With the help of Nora West-Allen's diary and through much trial and error, Team Flash is able to build an Artificial Speed Force that Barry can access, but once again the cost is too high. In the season 7 premiere, Nash Wells sacrifices himself to power the ASF with his multiversal energy. In the following episode, Team Flash learns the ASF is causing Barry's thinking to gain as much speed as his body, with catastrophic consequences to his personality. Once Barry realizes what's happening to him, he disables the new source of his powers.

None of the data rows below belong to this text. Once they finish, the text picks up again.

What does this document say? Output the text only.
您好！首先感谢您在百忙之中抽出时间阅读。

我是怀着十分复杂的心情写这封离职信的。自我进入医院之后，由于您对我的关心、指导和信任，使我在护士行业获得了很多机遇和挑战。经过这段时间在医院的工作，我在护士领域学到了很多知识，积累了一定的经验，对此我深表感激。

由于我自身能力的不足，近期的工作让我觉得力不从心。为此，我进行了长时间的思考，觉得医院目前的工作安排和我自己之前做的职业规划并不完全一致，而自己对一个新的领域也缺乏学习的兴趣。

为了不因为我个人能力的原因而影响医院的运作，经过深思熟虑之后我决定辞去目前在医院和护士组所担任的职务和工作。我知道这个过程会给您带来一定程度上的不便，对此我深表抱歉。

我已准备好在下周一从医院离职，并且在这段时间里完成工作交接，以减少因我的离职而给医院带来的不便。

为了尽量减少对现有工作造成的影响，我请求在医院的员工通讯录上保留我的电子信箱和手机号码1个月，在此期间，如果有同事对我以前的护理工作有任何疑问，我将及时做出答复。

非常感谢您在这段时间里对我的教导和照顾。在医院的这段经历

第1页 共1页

But all is not lost. In "Mother," with the help of the re-emerged Harrison Wells, the residual Speed Force within Iris and the ASF, Team Flash succeeds in essentially rebooting the Speed Force — thus giving Barry back his powers.
Mirror Monarch traumatizes Central City
On the fateful night of the S.T.A.R. Labs particle accelerator explosion, Eva McCulloch — CEO of McCulloch Enterprises — is killed as she's thrown into a mirror. The dark matter creates a mirror universe duplicate of Eva with all of her memories stuck in the Mirrorverse — a universe that reflects Earth-Prime but is governed by different physical laws. In season 6, Eva tricks Iris into allowing herself to be pulled into the Mirrorverse, while a Mirror duplicate of Iris replaces her on Earth-Prime with Barry and Team Flash blind to it all. After likewise capturing and creating duplicates of Singh and Cisco's girlfriend Kamilla, McCulloch finally escapes to Earth-Prime.
Eva — who calls herself Mirror Monarch — plans to take over the globe by replacing everyone with their mirror counterparts, and she has Team Flash at a huge disadvantage. While she's getting up to all sorts of no good, Barry is dealing with what is initially believed to be the death of the Speed Force. Once it's restored, however, Barry is able to stop Mirror Monarch's plans and make her see the error of her ways. She returns Earth-Prime's people and retreats to the Mirrorverse.
In "Central City Strong," it's clear that Mirror Monarch has left a dark scar on Flash's hometown. Toward the end of the episode, Iris joins a support group founded specifically to help those who were abducted by Eva and were traumatized by the experience.